A water conserving landscape groups plants with similar water requirements together. The principles of a water efficient landscape are also the principals that provide the best growing conditions for plant material. Dr. Doug Welsh says in his book, Xeriscape Gardening , "You won't mix roses with cacti, moisture loving perennials with rock garden flowers or willows with sagebrush for the simple reason that the water that must be lavished on the one will be wasted on, or may even kill or seriously injure, the other." By zoning plants, you can have a few moisture-loving plants in your landscape, and still conserve water.

The maximum number of zones you can reasonably use in the average home landscape is three. We call them the mini-oasis, the transition zone, and the natural zone.

The "Mini-Oasis" is usually next to the home and close to such areas as the entryway, patio or deck, and the pool area. Here higher water use plants are placed adjacent to outdoor living areas where they can be appreciated, provide a cooling effect, and can receive regular watering. This is where you typically find ground covers and annual flowers.

The "Transition Zone" should be planted with material that requires only occasional watering. This area would be ideal for perennial flowers, tender woody shrubs, vines, and turf areas, and is usually placed farther from the house.

The "Natural Zone" is usually the perimeter of the landscape and in low activity areas. The material here requires little watering and should be able to thrive on natural rainfall most of the year. In this area you usually find the tougher woody shrubs, vines, and trees.

You can also identify "microclimates" within your landscape. Microclimates are created by areas of moisture, sun, shade, air movement, and heat. For example, reflected light from south and west facing structures creates high temperatures which increases the loss of water from nearby plantings. This may create a mini-desert in your yard, even though the area is close to the house in what you might consider an "oasis zone." Deciduous shade trees and groundcovers strategically planted in these exposures reduce temperatures in summer, yet allow sunlight to enter in the winter.

Sloping northern exposures are best planted to tolerate very low water conditions caused by rapid runoff, sun, and wind.

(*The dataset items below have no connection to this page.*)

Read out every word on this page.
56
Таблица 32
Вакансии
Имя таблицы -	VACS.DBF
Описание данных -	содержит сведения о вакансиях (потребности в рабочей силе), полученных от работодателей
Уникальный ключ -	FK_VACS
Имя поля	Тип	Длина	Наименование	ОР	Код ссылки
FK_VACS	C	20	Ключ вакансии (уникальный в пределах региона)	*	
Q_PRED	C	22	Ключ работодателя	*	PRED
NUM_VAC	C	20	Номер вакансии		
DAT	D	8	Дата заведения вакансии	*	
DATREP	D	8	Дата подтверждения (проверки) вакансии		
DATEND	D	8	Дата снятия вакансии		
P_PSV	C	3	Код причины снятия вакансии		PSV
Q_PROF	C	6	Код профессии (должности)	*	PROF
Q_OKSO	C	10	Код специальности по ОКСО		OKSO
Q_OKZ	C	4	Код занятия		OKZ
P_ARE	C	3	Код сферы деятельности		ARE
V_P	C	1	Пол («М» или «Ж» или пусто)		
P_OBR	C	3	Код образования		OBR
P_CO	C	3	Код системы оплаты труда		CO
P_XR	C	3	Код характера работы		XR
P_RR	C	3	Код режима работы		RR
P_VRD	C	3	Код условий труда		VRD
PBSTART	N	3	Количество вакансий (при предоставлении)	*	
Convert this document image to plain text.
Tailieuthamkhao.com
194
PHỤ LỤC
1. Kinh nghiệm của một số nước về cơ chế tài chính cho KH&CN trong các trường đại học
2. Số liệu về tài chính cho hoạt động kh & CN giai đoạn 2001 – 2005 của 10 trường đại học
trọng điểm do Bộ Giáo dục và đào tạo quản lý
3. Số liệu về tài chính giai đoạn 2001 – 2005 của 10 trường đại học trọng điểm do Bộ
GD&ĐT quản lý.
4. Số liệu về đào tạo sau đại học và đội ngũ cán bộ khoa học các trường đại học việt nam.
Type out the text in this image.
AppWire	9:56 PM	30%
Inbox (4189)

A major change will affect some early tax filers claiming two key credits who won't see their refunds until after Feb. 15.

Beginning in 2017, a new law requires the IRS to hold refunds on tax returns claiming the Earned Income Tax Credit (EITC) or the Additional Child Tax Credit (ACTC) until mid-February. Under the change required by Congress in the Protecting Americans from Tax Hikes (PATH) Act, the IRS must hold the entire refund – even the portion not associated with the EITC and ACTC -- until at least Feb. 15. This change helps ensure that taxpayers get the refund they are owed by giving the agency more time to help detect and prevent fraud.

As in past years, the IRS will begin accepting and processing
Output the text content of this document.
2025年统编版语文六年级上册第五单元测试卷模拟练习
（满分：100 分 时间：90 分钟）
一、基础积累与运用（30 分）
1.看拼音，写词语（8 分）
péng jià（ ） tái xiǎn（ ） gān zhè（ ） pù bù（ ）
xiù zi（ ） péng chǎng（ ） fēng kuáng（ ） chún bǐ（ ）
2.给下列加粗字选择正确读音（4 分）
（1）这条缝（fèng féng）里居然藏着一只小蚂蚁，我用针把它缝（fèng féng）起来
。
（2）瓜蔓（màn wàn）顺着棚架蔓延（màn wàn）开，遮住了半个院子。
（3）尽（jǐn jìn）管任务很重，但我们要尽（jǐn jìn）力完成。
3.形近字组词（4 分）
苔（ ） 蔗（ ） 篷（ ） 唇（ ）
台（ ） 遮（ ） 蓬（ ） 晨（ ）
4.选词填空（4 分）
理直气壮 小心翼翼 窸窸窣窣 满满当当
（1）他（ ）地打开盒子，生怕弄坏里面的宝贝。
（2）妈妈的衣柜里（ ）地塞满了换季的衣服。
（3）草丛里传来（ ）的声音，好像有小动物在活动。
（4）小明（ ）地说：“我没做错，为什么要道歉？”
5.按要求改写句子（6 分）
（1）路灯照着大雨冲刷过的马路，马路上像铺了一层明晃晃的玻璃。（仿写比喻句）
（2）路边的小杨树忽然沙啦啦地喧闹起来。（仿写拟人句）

A shady north exposure provides a protected environment that requires less water.

Moist micro-climates are sometimes created in the usually hot west or southern yard by irrigation and other water runoff, drainage swales, or areas surrounding gutter basins. Water-loving plants can be grown in these microclimates.

Several microclimates exist within every landscape. As plants grow and provide shade or screen, microclimates change accordingly.

Some areas just aren't plant-friendly. Those are the places for "hardscapes" - decorative elements such as decks, patios, mulched areas, or other types of attractive non-living material.

You don't have to be starting from scratch to plant a water efficient landscape. Using the principles outlined above, you can gradually change a high water use landscape to a WaterWise one by making a master plan and changing out plant material over several years. Over time, you will find the variety and challenge of combining plant material into zones creates a more exciting and variety filled landscape than the traditional designs that use more water.